NEW YORK – If you’re planning on being in New York City anytime this summer, there are several art and photography exhibitions that you won’t want to miss.

Frida Kahlo, Diego Rivera and Twentieth Century Mexican Art: The Jacques and Natasha Gelman Collection, is on display through Sept. 8 at the El Museo del Barrio. The exhibition includes some 100 works by 20 artists, “all masterpieces,” according to the museum’s curator, Fatima Bercht.

There are seven Kahlo self-portraits, one of muralist Diego Rivera, Kahlo’s husband, and several other drawings by her. There are also some works by Rivera and his colleagues, Jose Clemente Orozco and David Alfaro Siquerios.

Kahlo, born in 1907, and Rivera, born in 1886, were both Communists and part of the cultural renaissance after the Mexican Revolution. The arts in Mexico were able to flourish during this time because of government backing.

Although at that time Rivera was the artistic “superstar” of the two, today it is Kahlo who is perhaps more renowned – or at least more in vogue.

Just recently both Jennifer Lopez and Salma Hayek were vying to make a film about her life, with Hayek winning the coveted role in the upcoming Miramax film, Frida. This exhibition gives her one more chance to shine.

For photography buffs and People’s Weekly World readers in general, The New-York Historical Society is offering two photo exhibitions of interest.

The first, The Tumultuous Fifties, A View From The New York Times Photo Archives, runs through Aug. 14. It includes 195 black-and-white photographs depicting a decade of “significant transformations in the cultural landscape, from McCarthyism, Sputnik and Cold War politics to bebop, abstract expressionism and the Beats,” according to the Historical Society.

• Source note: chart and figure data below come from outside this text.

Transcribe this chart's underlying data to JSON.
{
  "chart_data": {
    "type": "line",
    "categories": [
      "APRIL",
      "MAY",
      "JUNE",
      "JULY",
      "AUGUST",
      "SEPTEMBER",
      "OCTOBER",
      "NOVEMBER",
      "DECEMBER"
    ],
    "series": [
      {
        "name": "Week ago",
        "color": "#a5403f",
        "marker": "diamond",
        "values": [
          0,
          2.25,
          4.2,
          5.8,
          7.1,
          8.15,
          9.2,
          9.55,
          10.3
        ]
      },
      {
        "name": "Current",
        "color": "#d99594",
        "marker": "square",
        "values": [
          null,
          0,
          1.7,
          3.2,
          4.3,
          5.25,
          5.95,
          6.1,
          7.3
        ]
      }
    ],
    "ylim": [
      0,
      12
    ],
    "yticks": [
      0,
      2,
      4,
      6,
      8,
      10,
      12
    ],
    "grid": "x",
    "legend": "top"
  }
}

Co-curators Douglas Dreishpoon of the Albright-Knox Gallery in Buffalo and Alan Trachtenberg, a professor of English and American Studies at Yale, developed categories for the thousands of prints they examined for this exhibition.

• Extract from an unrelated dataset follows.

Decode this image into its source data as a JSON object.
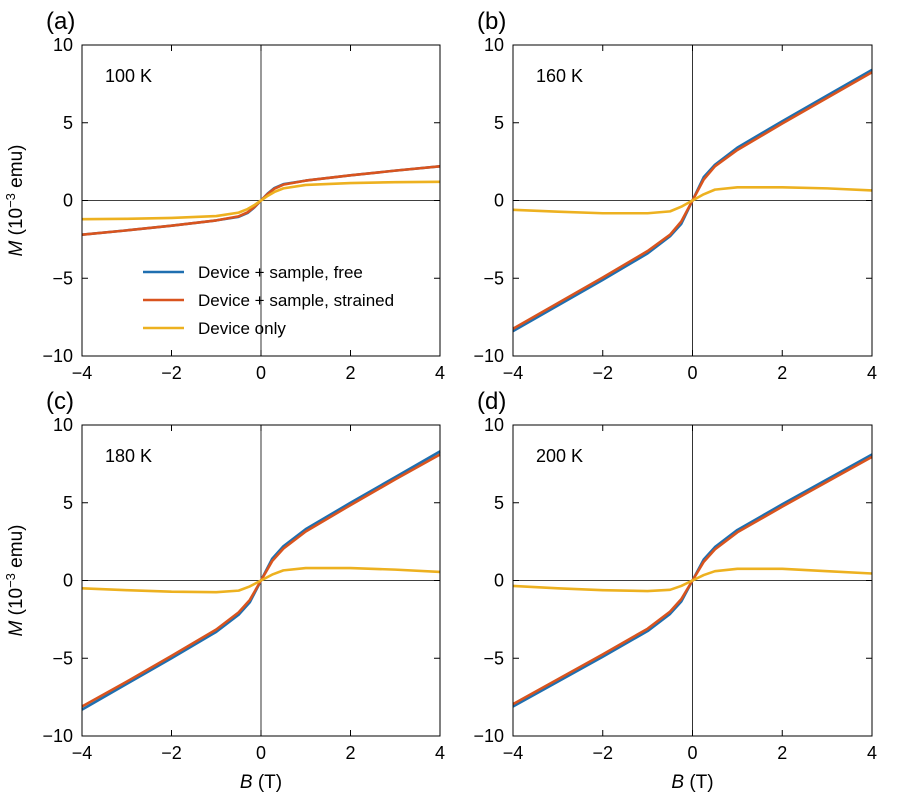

These included “Fame and Infamy” and “America in the World: War Hot and Cold,” among others. The category “American Ways of Life” had six subcategories of its own: “Politicking,” “Scapegoating,” “Demonstrating,” “Striking,” “Serving” and “Struggling.” Whether you spend a lot of time politicking and demonstrating or just struggling, there’s probably something in this exhibition for you.

Finally, on June 4 another exhibit, The Angry Dove, opens. This one looks back at the June 12, 1982, demonstration for nuclear disarmament that brought one million people to Central Park and the United Nations.

The exhibition uses puppets, sketches, photographs, videos and flyers to recall this truly historic demonstration. The exhibition ends Sept. 2.

El Museo del Barrio is located at 1230 Fifth Ave. (212-831-7272) and is open 11 a.m.-5 p.m. Wednesday-Sunday. Suggested contribution is $5 for adults, $3 for students and seniors.

The New-York Historical Society is at 2 W. 77 Street (212-873-3400) and is open 10 a.m.-5 p.m. Tuesday-Sunday. Admission is $5 for adults, $3 for students and seniors.